Chrysotile asbestos causes an increased risk of mesothelioma (MM), but the extent of this risk and the carcinogenic potency of chrysotile fibers is in discussion. We studied mortality and MM incidence among workers employed at the Balangero mine (Italy), the largest chrysotile mine in Western Europe, active from 1917 to 1985. The cohort included 974 male workers employed for at least 6 months and active on January 1st, 1946 or subsequently hired. Vital status and causes of death were ascertained. Past exposure to asbestos by working area and calendar period was estimated, based on historical measurements of fibre concentrations, and individual cumulative exposure was assessed by applying these estimates to the job history of cohort members.

Local reference rates were used to compute expected deaths from selected diseases and expected incident MM cases.
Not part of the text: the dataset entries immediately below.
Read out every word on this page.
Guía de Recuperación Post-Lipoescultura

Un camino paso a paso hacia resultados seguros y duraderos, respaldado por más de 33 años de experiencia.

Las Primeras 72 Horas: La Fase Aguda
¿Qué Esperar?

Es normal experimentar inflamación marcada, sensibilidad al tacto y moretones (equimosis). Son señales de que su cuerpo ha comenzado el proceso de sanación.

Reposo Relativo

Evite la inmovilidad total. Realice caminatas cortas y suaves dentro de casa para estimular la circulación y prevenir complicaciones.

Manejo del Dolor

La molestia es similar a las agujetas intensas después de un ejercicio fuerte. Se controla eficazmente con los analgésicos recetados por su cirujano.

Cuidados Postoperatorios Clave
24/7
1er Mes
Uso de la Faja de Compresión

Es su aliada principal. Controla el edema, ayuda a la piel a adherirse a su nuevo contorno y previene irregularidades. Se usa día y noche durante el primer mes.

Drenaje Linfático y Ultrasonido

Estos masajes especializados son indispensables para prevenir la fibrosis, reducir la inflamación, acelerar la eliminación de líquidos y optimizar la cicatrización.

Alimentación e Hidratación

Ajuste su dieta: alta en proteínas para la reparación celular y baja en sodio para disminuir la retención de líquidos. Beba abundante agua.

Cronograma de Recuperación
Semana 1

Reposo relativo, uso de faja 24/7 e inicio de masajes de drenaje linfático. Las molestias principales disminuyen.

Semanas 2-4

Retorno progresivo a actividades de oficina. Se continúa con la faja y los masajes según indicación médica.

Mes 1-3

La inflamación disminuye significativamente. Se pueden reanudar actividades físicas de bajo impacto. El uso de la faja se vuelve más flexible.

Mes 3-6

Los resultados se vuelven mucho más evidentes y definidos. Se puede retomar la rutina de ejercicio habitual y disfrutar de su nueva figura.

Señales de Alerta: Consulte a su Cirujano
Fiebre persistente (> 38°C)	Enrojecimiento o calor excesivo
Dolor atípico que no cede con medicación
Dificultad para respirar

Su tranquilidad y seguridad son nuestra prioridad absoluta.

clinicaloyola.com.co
Observed to expected ratios were calculated along with 95% confidence intervals.

Mortality was increased for all causes (SMR=1.28; CI95% 1.17–1.40), pleural cancer (SMR=4.30; CI95% 1.58–9.37) and asbestosis (SMR=375.06; CI95% 262.68–519.23). SMRs for lung cancer (SMR=1.14; CI95% 0.81–1.55) and peritoneal cancer (SMR=3.25; CI95% 0.39–11.75) showed a non-statistically significant increase. Six cases of pleural MM were observed and the SIR was 6.3 (CI95% 2.3–13.7). The analysis by duration and latency for pleural cancer showed an increased risk with increasing duration of exposure and the risk flattened out for latency greater than 40 years. Further analyses based on quantitative exposure indices are being conducted to contribute to the debate on chrysotile potency.